APRA is seeking to impose additional licence conditions on IOOF and ban a number of senior executives and directors from acting as superannuation trustees.
Documents filed in the Federal Court of Australia on 6 December 2018 reveal that the Australian Prudential Regulation Authority (“APRA”) is seeking disqualification of five responsible persons of the trustee of IOOF Investment Management Limited (“IIML”). IIML is IOOF Ltd’s (“IOOF”) superannuation arm. IOOF’s share price was down some 35.4% to $4.62 at 2:25 AEDT on 7 December, its lowest value in nine years.
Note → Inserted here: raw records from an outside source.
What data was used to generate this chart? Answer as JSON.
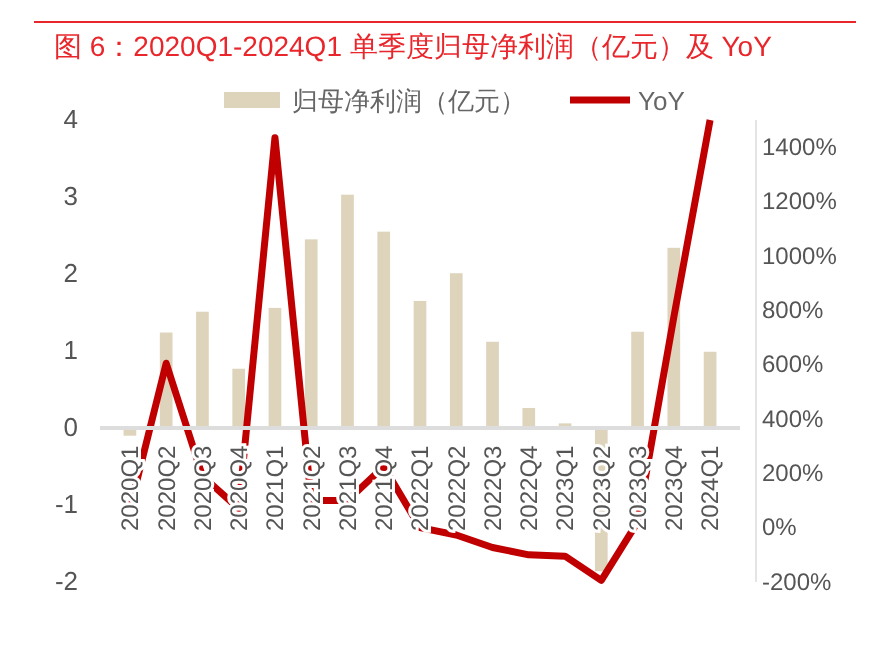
{
  "chart_data": {
    "type": "bar",
    "title": "图 6：2020Q1-2024Q1 单季度归母净利润（亿元）及 YoY",
    "categories": [
      "2020Q1",
      "2020Q2",
      "2020Q3",
      "2020Q4",
      "2021Q1",
      "2021Q2",
      "2021Q3",
      "2021Q4",
      "2022Q1",
      "2022Q2",
      "2022Q3",
      "2022Q4",
      "2023Q1",
      "2023Q2",
      "2023Q3",
      "2023Q4",
      "2024Q1"
    ],
    "series": [
      {
        "name": "归母净利润（亿元）",
        "color": "#ded4bc",
        "values": [
          -0.1,
          1.24,
          1.51,
          0.77,
          1.56,
          2.45,
          3.03,
          2.55,
          1.65,
          2.01,
          1.12,
          0.26,
          0.06,
          -1.86,
          1.25,
          2.34,
          0.99
        ]
      },
      {
        "name": "YoY",
        "type": "line",
        "axis": "y2",
        "color": "#c00000",
        "values": [
          70,
          605,
          190,
          70,
          1435,
          100,
          100,
          225,
          0,
          -27,
          -73,
          -100,
          -105,
          -194,
          20,
          775,
          1500
        ]
      }
    ],
    "ylim": [
      -2,
      4
    ],
    "yticks": [
      -2,
      -1,
      0,
      1,
      2,
      3,
      4
    ],
    "y2lim": [
      -200,
      1500
    ],
    "y2ticks": [
      {
        "value": -200,
        "label": "-200%"
      },
      {
        "value": 0,
        "label": "0%"
      },
      {
        "value": 200,
        "label": "200%"
      },
      {
        "value": 400,
        "label": "400%"
      },
      {
        "value": 600,
        "label": "600%"
      },
      {
        "value": 800,
        "label": "800%"
      },
      {
        "value": 1000,
        "label": "1000%"
      },
      {
        "value": 1200,
        "label": "1200%"
      },
      {
        "value": 1400,
        "label": "1400%"
      }
    ],
    "legend": "top",
    "grid": false,
    "line_style": "solid",
    "marker": "none"
  }
}
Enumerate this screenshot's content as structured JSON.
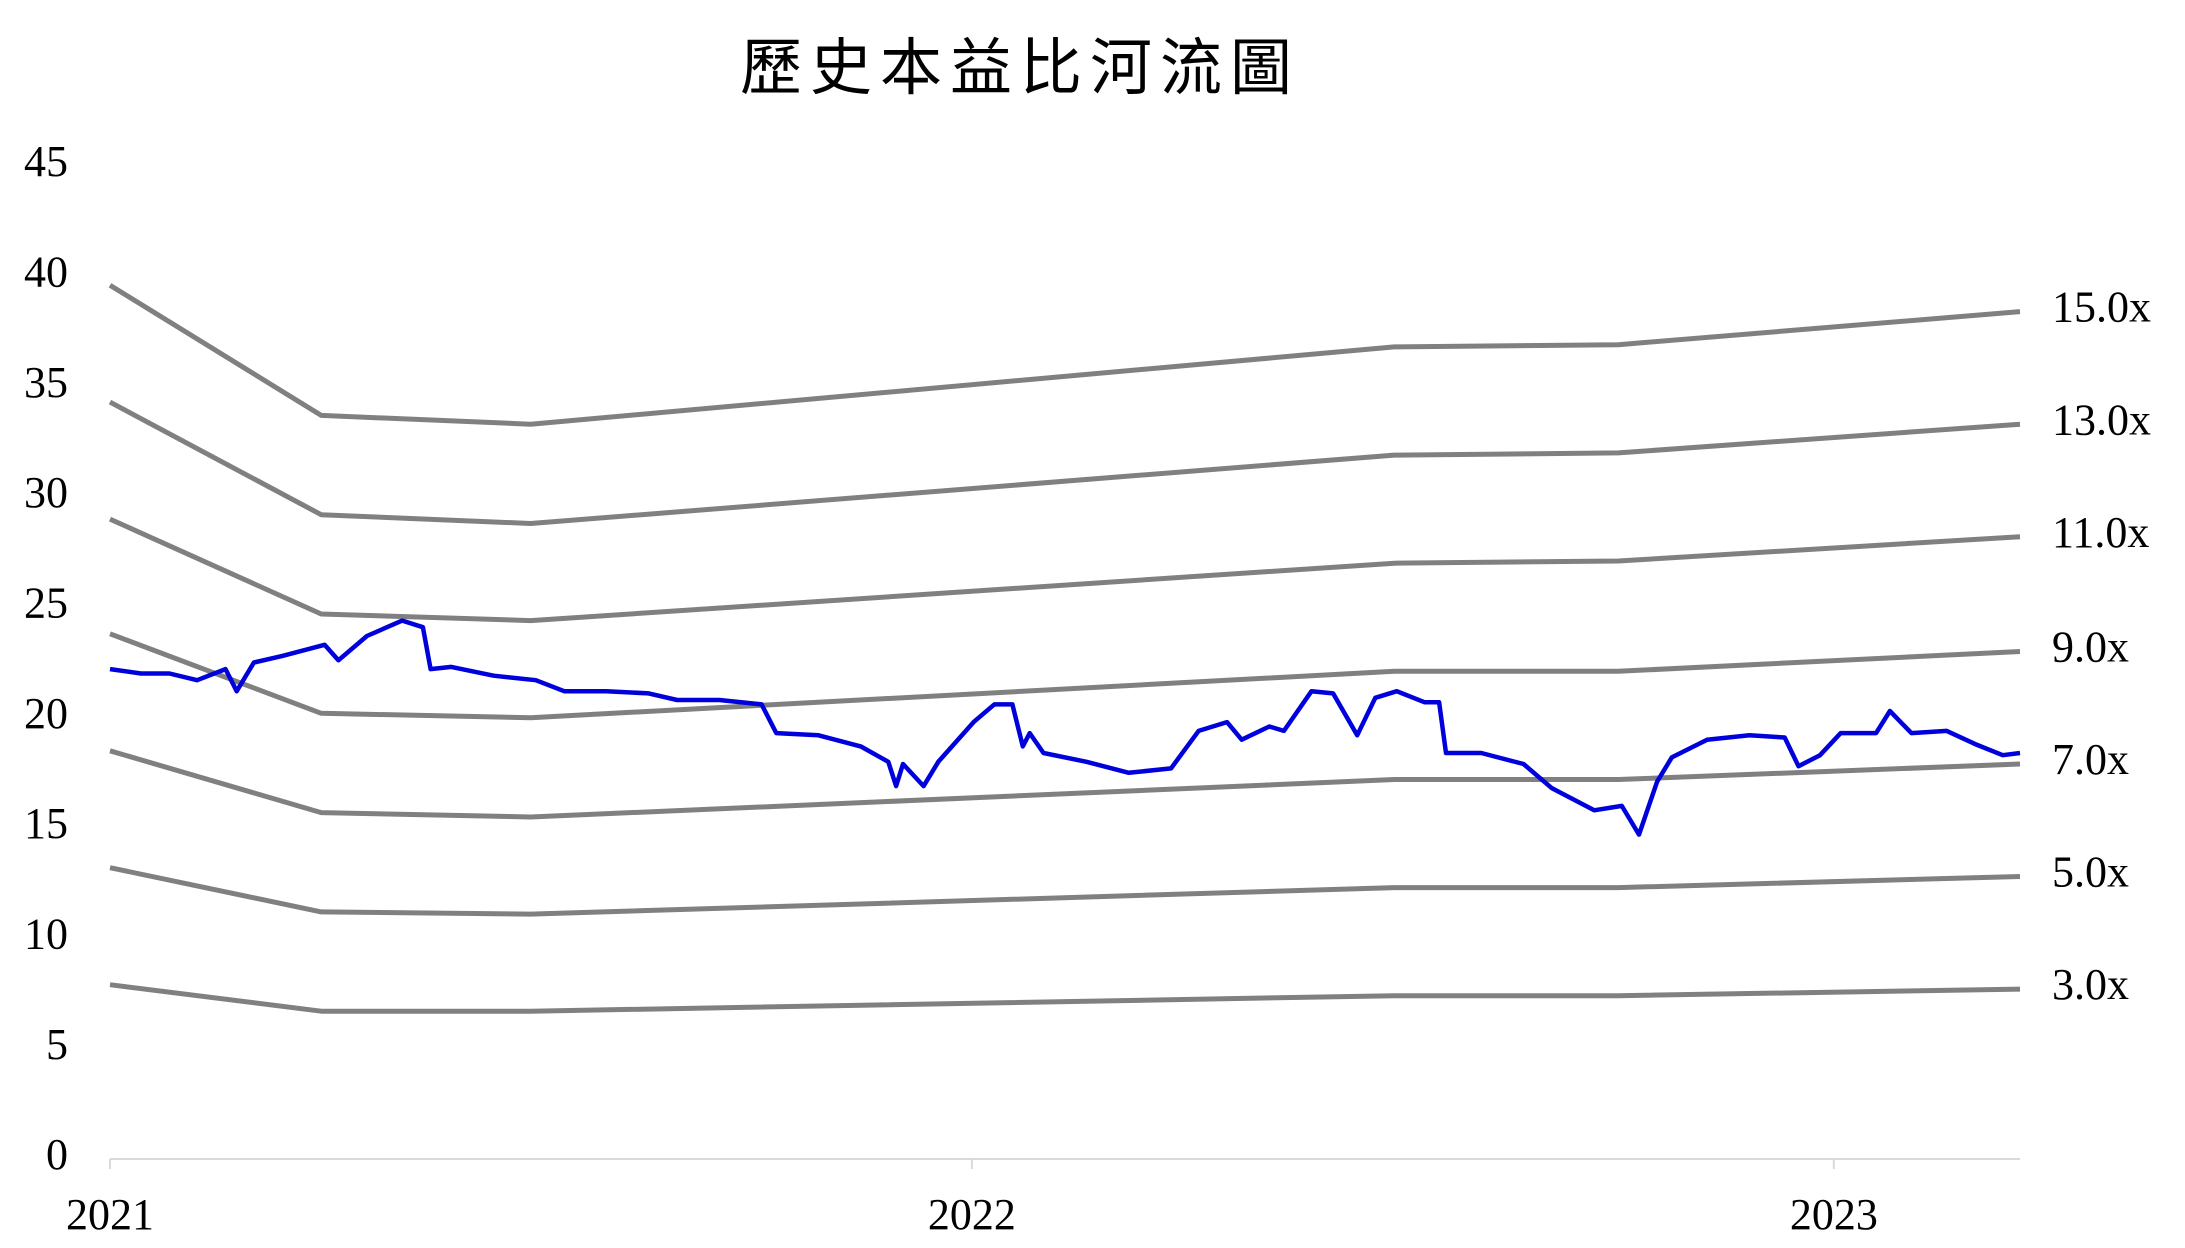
{
  "chart_data": {
    "type": "line",
    "title": "歷史本益比河流圖",
    "xlim": [
      2021,
      2023.216
    ],
    "xticks": [
      2021,
      2022,
      2023
    ],
    "ylim": [
      0,
      45
    ],
    "yticks": [
      0,
      5,
      10,
      15,
      20,
      25,
      30,
      35,
      40,
      45
    ],
    "series": [
      {
        "name": "15.0x",
        "color": "#808080",
        "x": [
          2021,
          2021.245,
          2021.488,
          2022.49,
          2022.75,
          2023.216
        ],
        "values": [
          39.6,
          33.7,
          33.3,
          36.8,
          36.9,
          38.4
        ]
      },
      {
        "name": "13.0x",
        "color": "#808080",
        "x": [
          2021,
          2021.245,
          2021.488,
          2022.49,
          2022.75,
          2023.216
        ],
        "values": [
          34.3,
          29.2,
          28.8,
          31.9,
          32.0,
          33.3
        ]
      },
      {
        "name": "11.0x",
        "color": "#808080",
        "x": [
          2021,
          2021.245,
          2021.488,
          2022.49,
          2022.75,
          2023.216
        ],
        "values": [
          29.0,
          24.7,
          24.4,
          27.0,
          27.1,
          28.2
        ]
      },
      {
        "name": "9.0x",
        "color": "#808080",
        "x": [
          2021,
          2021.245,
          2021.488,
          2022.49,
          2022.75,
          2023.216
        ],
        "values": [
          23.8,
          20.2,
          20.0,
          22.1,
          22.1,
          23.0
        ]
      },
      {
        "name": "7.0x",
        "color": "#808080",
        "x": [
          2021,
          2021.245,
          2021.488,
          2022.49,
          2022.75,
          2023.216
        ],
        "values": [
          18.5,
          15.7,
          15.5,
          17.2,
          17.2,
          17.9
        ]
      },
      {
        "name": "5.0x",
        "color": "#808080",
        "x": [
          2021,
          2021.245,
          2021.488,
          2022.49,
          2022.75,
          2023.216
        ],
        "values": [
          13.2,
          11.2,
          11.1,
          12.3,
          12.3,
          12.8
        ]
      },
      {
        "name": "3.0x",
        "color": "#808080",
        "x": [
          2021,
          2021.245,
          2021.488,
          2022.49,
          2022.75,
          2023.216
        ],
        "values": [
          7.9,
          6.7,
          6.7,
          7.4,
          7.4,
          7.7
        ]
      },
      {
        "color": "#0000dd",
        "x": [
          2021.0,
          2021.036,
          2021.069,
          2021.101,
          2021.134,
          2021.147,
          2021.167,
          2021.2,
          2021.249,
          2021.265,
          2021.298,
          2021.339,
          2021.363,
          2021.372,
          2021.396,
          2021.445,
          2021.494,
          2021.527,
          2021.576,
          2021.625,
          2021.658,
          2021.707,
          2021.756,
          2021.773,
          2021.822,
          2021.871,
          2021.903,
          2021.912,
          2021.92,
          2021.944,
          2021.961,
          2022.002,
          2022.026,
          2022.047,
          2022.059,
          2022.067,
          2022.083,
          2022.133,
          2022.182,
          2022.231,
          2022.263,
          2022.296,
          2022.313,
          2022.345,
          2022.362,
          2022.394,
          2022.419,
          2022.447,
          2022.468,
          2022.493,
          2022.525,
          2022.542,
          2022.55,
          2022.591,
          2022.64,
          2022.673,
          2022.722,
          2022.754,
          2022.774,
          2022.795,
          2022.812,
          2022.853,
          2022.902,
          2022.943,
          2022.959,
          2022.984,
          2023.008,
          2023.049,
          2023.065,
          2023.09,
          2023.131,
          2023.164,
          2023.196,
          2023.216
        ],
        "values": [
          22.2,
          22.0,
          22.0,
          21.7,
          22.2,
          21.2,
          22.5,
          22.8,
          23.3,
          22.6,
          23.7,
          24.4,
          24.1,
          22.2,
          22.3,
          21.9,
          21.7,
          21.2,
          21.2,
          21.1,
          20.8,
          20.8,
          20.6,
          19.3,
          19.2,
          18.7,
          18.0,
          16.9,
          17.9,
          16.9,
          18.0,
          19.8,
          20.6,
          20.6,
          18.7,
          19.3,
          18.4,
          18.0,
          17.5,
          17.7,
          19.4,
          19.8,
          19.0,
          19.6,
          19.4,
          21.2,
          21.1,
          19.2,
          20.9,
          21.2,
          20.7,
          20.7,
          18.4,
          18.4,
          17.9,
          16.8,
          15.8,
          16.0,
          14.7,
          17.1,
          18.2,
          19.0,
          19.2,
          19.1,
          17.8,
          18.3,
          19.3,
          19.3,
          20.3,
          19.3,
          19.4,
          18.8,
          18.3,
          18.4
        ]
      }
    ]
  }
}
The disqualification proceedings list IOOF Managing Director Chris Kelaher, Chairperson George Venardos, Chief Financial Officer David Coulter, General Manager (Legal, Risk and Compliance) and Company Secretary Paul Vine, and General Counsel Gary Riordan. Additionally, APRA is seeking declarations that Questor Financial Services Limited (“Questor”) (IOOF’s investment manager) and IIML breached the Superannuation Industry (Supervision) Act 1993 (Cth) (“SIS Act”). The breach relates to section 52 of the SIS Act, which requires the trustee of a superannuation fund to act in the best interests of the fund’s beneficiaries. If the disqualification proceedings are successful, the five individuals will be banned from acting as responsible persons of the trustee of a superannuation entity.
The proposed RSE licence conditions would require significant change to the management of conflicts of interest by IIML, Australian Executor Trustees Limited (“AET”) and IOOF. APRA is concerned about those entities’ organisational structures, governance, and conflicts management frameworks. APRA’s Concise Statement alleges that IIML, Questor and the responsible persons identified above did not appropriately acknowledge and address issues relating to conflicts of interest that were first raised by APRA in 2015. They include allegations that in response to losses caused to beneficiaries by IIML, Questor or their service providers, IIML and Questor compensated beneficiaries from their own superannuation reserve funds, rather than the trustees’ own funds or third-party compensation.